In 1998, children's author, Steven Kellogg, wrote a book entitled Mike Fink: A Tall Tale. As in his other books, Kellogg's account of Fink incorporates tall tales with vivid illustrations – highlighting the main character's positive side.

Mike Fink is a prime character in the 2007 young-adult historical novel Mississippi Jack by Louis A. Meyer. In it, Fink is outwitted by the main character of the book series. He is portrayed as a large, hairy, loud man who constantly boasts about his many feats in life. He is first met while traveling down the Allegheny River and is later seen in Pittsburgh, where he is put in jail for fighting.

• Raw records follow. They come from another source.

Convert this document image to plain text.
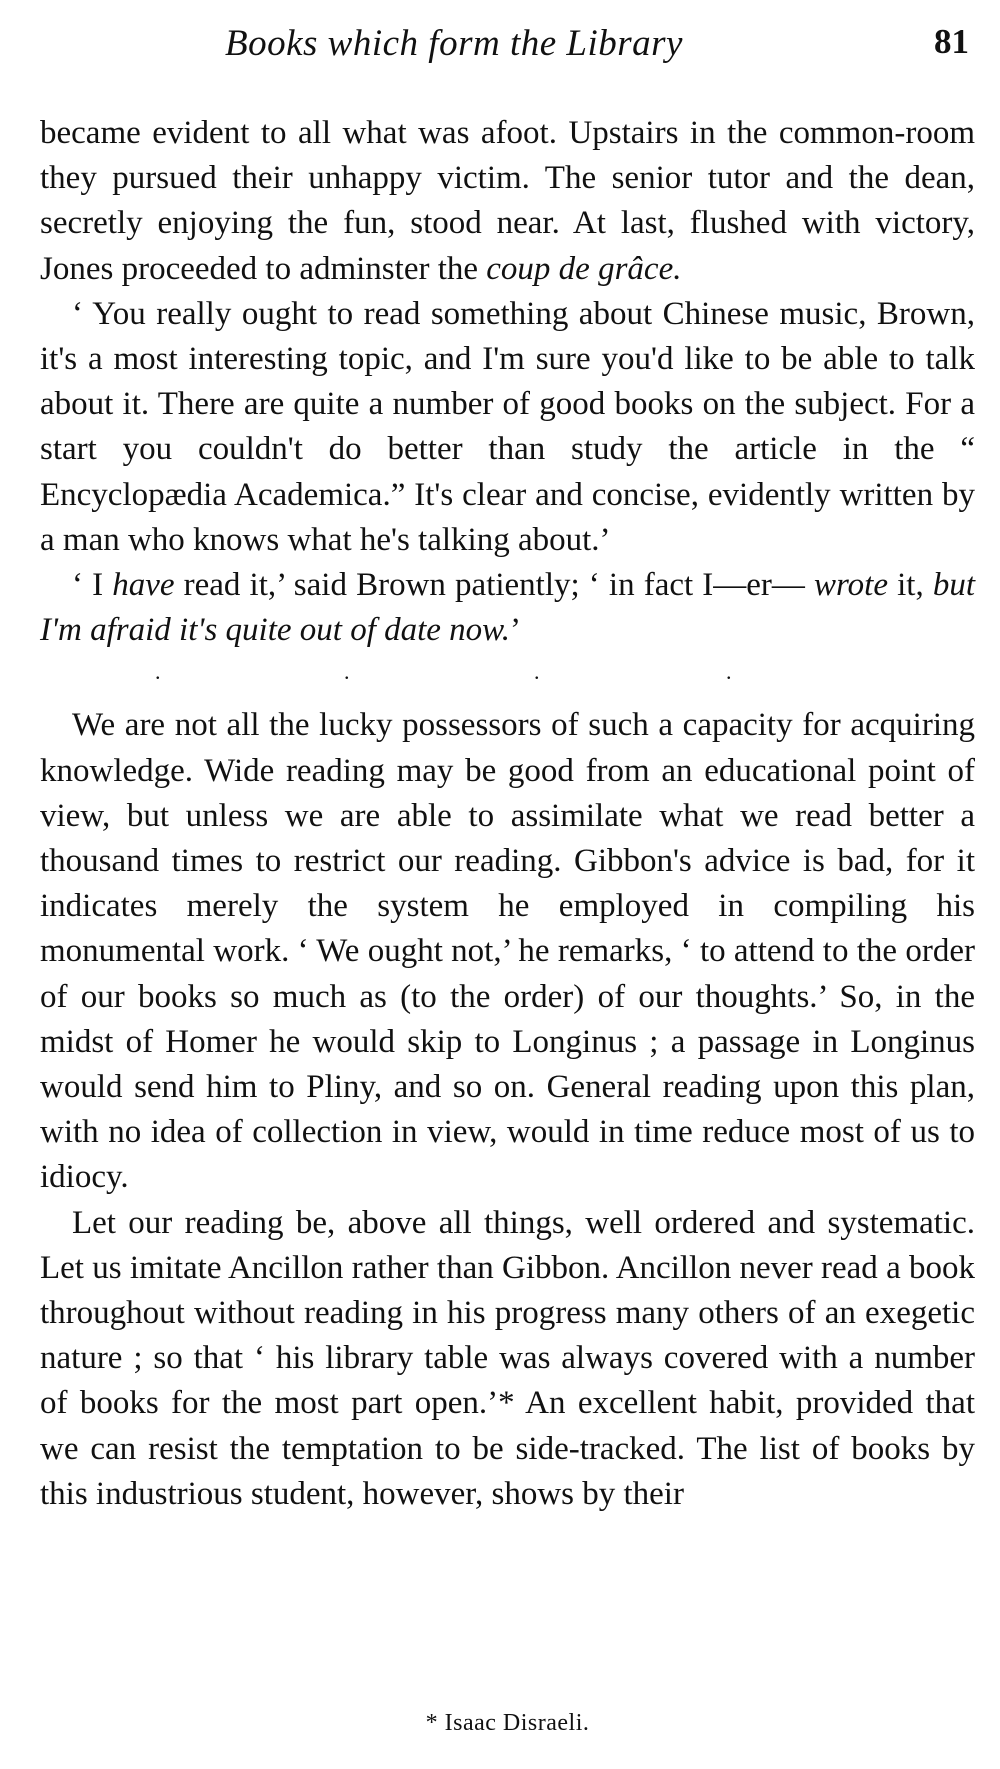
Books which form the Library	81

became evident to all what was afoot. Upstairs in the common-room they pursued their unhappy victim. The senior tutor and the dean, secretly enjoying the fun, stood near. At last, flushed with victory, Jones proceeded to adminster the coup de grâce.

‘ You really ought to read something about Chinese music, Brown, it's a most interesting topic, and I'm sure you'd like to be able to talk about it. There are quite a number of good books on the subject. For a start you couldn't do better than study the article in the “ Encyclopædia Academica.” It's clear and concise, evidently written by a man who knows what he's talking about.’

‘ I have read it,’ said Brown patiently; ‘ in fact I—er— wrote it, but I'm afraid it's quite out of date now.’

.	.	.	.

We are not all the lucky possessors of such a capacity for acquiring knowledge. Wide reading may be good from an educational point of view, but unless we are able to assimilate what we read better a thousand times to restrict our reading. Gibbon's advice is bad, for it indicates merely the system he employed in compiling his monumental work. ‘ We ought not,’ he remarks, ‘ to attend to the order of our books so much as (to the order) of our thoughts.’ So, in the midst of Homer he would skip to Longinus ; a passage in Longinus would send him to Pliny, and so on. General reading upon this plan, with no idea of collection in view, would in time reduce most of us to idiocy.

Let our reading be, above all things, well ordered and systematic. Let us imitate Ancillon rather than Gibbon. Ancillon never read a book throughout without reading in his progress many others of an exegetic nature ; so that ‘ his library table was always covered with a number of books for the most part open.’* An excellent habit, provided that we can resist the temptation to be side-tracked. The list of books by this industrious student, however, shows by their

* Isaac Disraeli.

On the Ohio River in Cincinnati, OH and Covington, KY, a riverboat restaurant called Mike Fink's was a popular attraction for over 40 years. It specialized in fresh seafood and had a large raw bar in the center of the boat. It closed in 2008 and was moved in 2014 to Newport, KY, with the hope it would be renovated and reopened.  However, the boat ended up as a shop barge in 2019.

Mike Fink also appear in Fate/Grand Order as an enemy.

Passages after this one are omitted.